Union of South Africa
- Name: President Kruger
- Namesake: Paul Kruger
- Owner: Southern Steamship Proprietary, Ltd., Johannesburg
- Acquired: 9 August 1947
- Renamed: sold 1951, renamed Riviera; sold 1953, renamed Effie; renamed 1958, President Pretorius, Marthinus Wessel Pretorius;
- Fate: Scrapped April 1968

General characteristics
- Class & type: Crater-class cargo ship
- Displacement: 4,023 long tons (4,088 t) (standard); 14,550 long tons (14,780 t) (full load);
- Length: 441 ft 6 in (134.57 m)
- Beam: 56 ft 11 in (17.35 m)
- Draft: 28 ft 4 in (8.64 m)
- Installed power: 2 × Oil fired 450 °F (232 °C) boilers, operating at 220 psi (1,500 kPa) , (manufactured by Babcock & Wilcox); 2,500 shp (1,900 kW);
- Propulsion: 1 × Vertical triple-expansion reciprocating steam engine, (manufactured by Joshua Hendy); 1 × screw propeller;
- Speed: 12.5 kn (23.2 km/h; 14.4 mph)
- Capacity: 7,800 t (7,700 long tons) DWT; 444,206 cu ft (12,578.5 m^{3}) (non-refrigerated);
- Complement: 206
- Armament: 1 × 5 in (127 mm)/38 caliber dual-purpose (DP) gun; 1 × 3 in (76 mm)/50 caliber DP gun; 2 × 40 mm (1.57 in) Bofors anti-aircraft (AA) gun mounts; 6 × 20 mm (0.79 in) Oerlikon cannon AA gun mounts;

= USS Draco =

Cargo ship of the United States Navy

USS Draco (AK-79) was a commissioned by the US Navy for service in World War II. Named after the constellation Draco. She was responsible for delivering goods and equipment to locations in the war zone.

==Construction==
Draco was laid down 15 December 1942, as SS John M. Palmer, MCE hull 453, by Permanente Metals Corporation, Yard No. 2, Richmond, California, under a Maritime Commission (MARCOM) contract; launched 19 January 1943, and sponsored by Miss Gayle Marie Sanfacon. She was transferred to the Navy 31 January 1943; and commissioned 16 February 1943.

==Service history==
Draco towed from Seattle, Washington, by way of Pearl Harbor to Espiritu Santo, arriving 5 May 1943. She carried cargo from Auckland, New Zealand, to bases on Nouméa, Espiritu Santo, Guadalcanal, and the Fiji Islands, and acted in support of the consolidation of the Solomons, the invasions of Cape Torokina, Bougainville, and Emirau. From 27 July to 10 August 1944 she unloaded cargo at Guam in the capture and occupation of that island, then returned to cargo runs between New Zealand and the Solomons until arriving at Ulithi 26 May 1945.

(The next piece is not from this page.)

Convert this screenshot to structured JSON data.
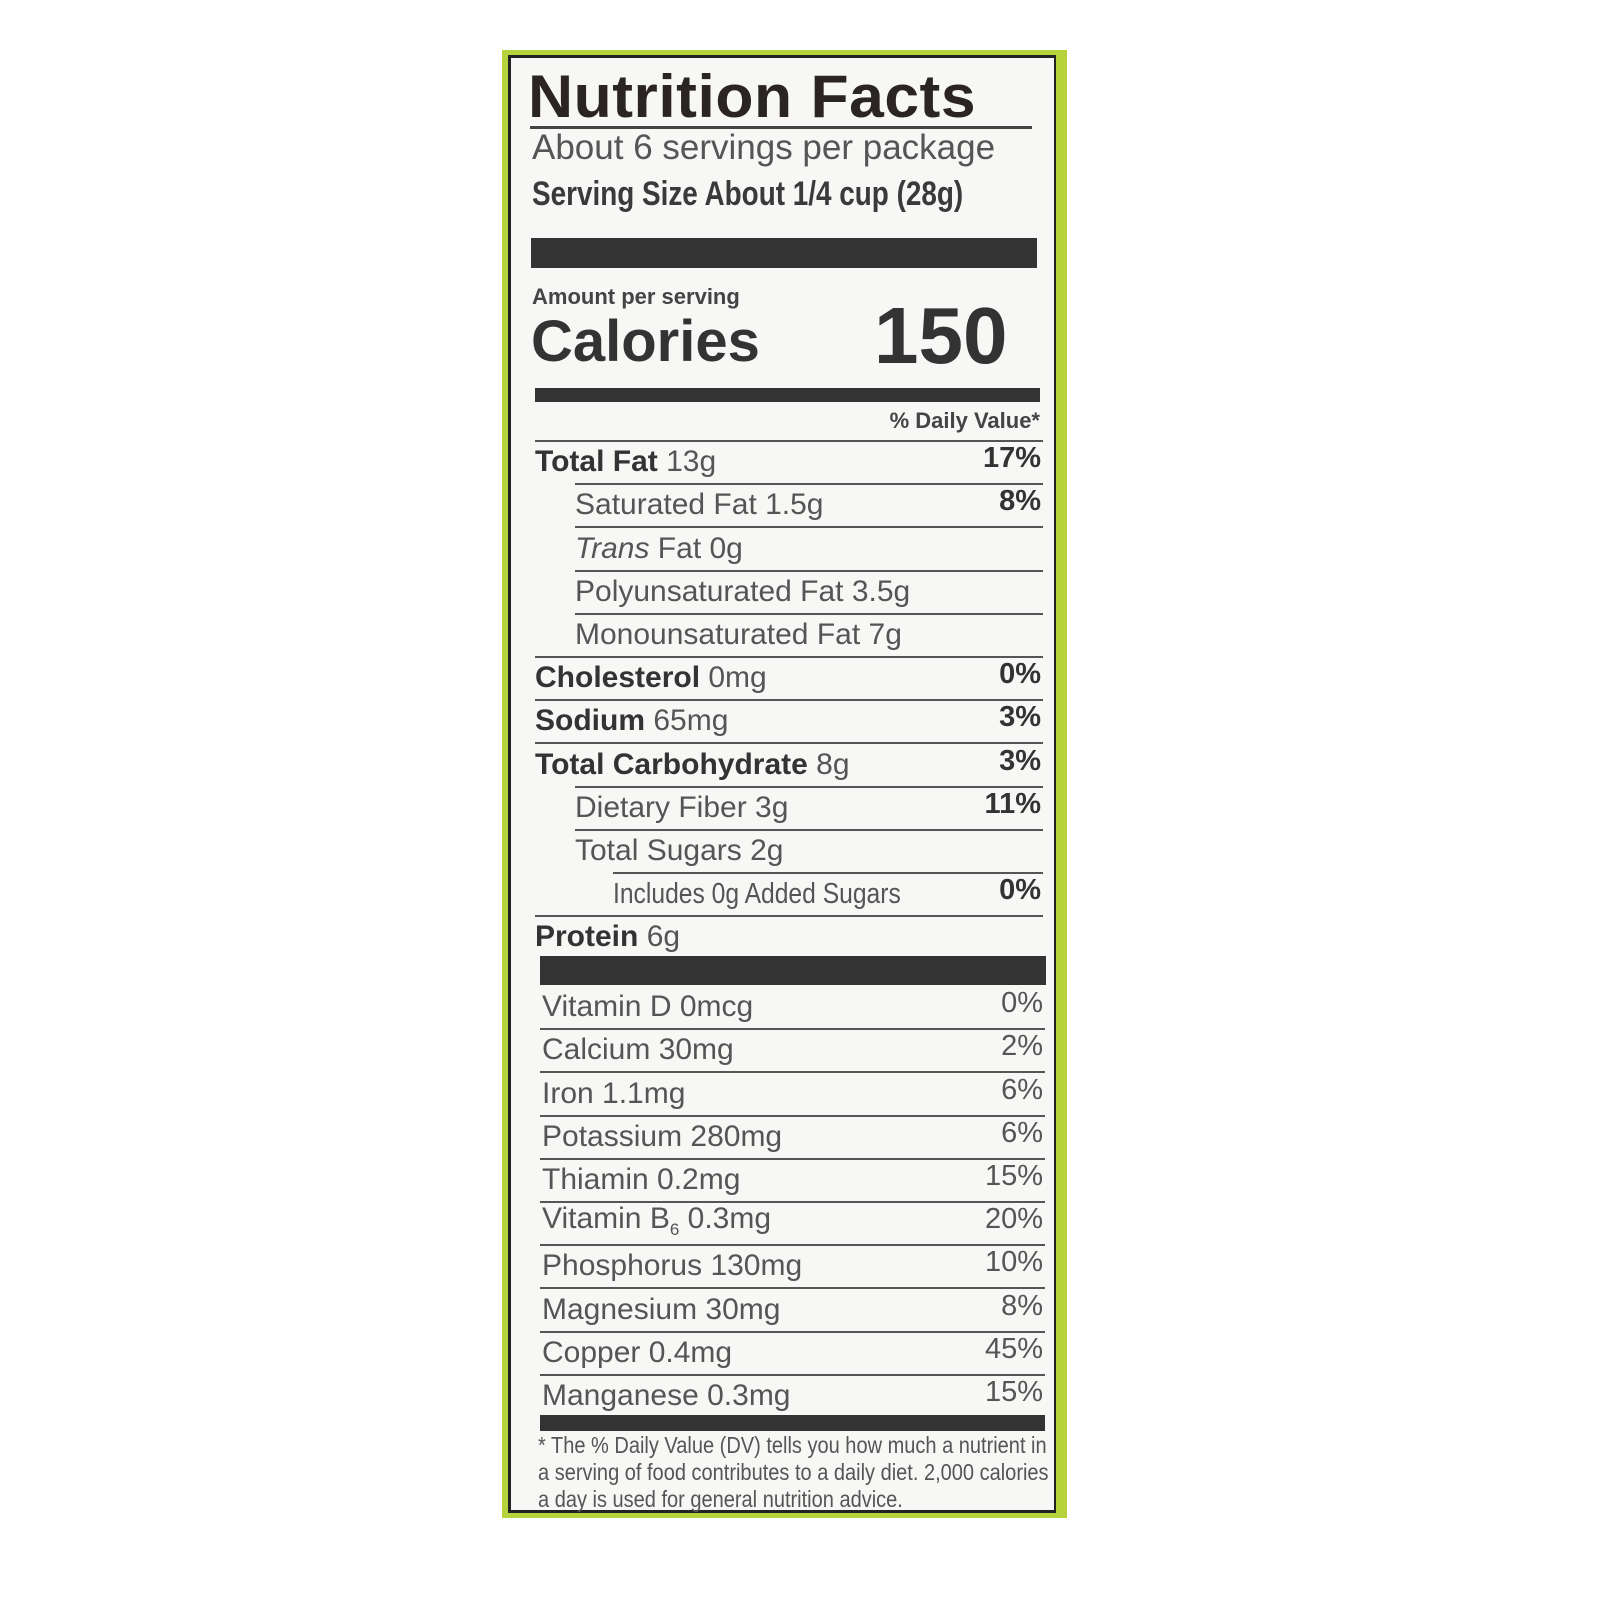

Draco sailed from Ulithi 20 June 1945, for Okinawa, where she discharged Army supplies from 26 June to 12 July. Sailing by way of Guadalcanal to load salvaged equipment and vehicles, Draco arrived at Tacoma, Washington, 27 August 1945.

==Post-war decommissioning==
Draco was decommissioned 28 November 1945, and returned to MARCOM for disposal the same day. She entered the National Defense Reserve Fleet, James River Group, Lee Hall, Virginia, 28 November 1945.

==Merchant service==
On 9 August 1947, she was sold to the South African company, Southern Steamship Proprietary, Ltd., and renamed President Kruger. She was again sold in 1951, and renamed Riviera. In 1953, she was sold and renamed Effie. She was renamed President Pretorius in 1958, and finally sold in April 1968, to be scrapped at Kaohsiung, Taiwan.

==Awards==
Draco received two battle stars for World War II service.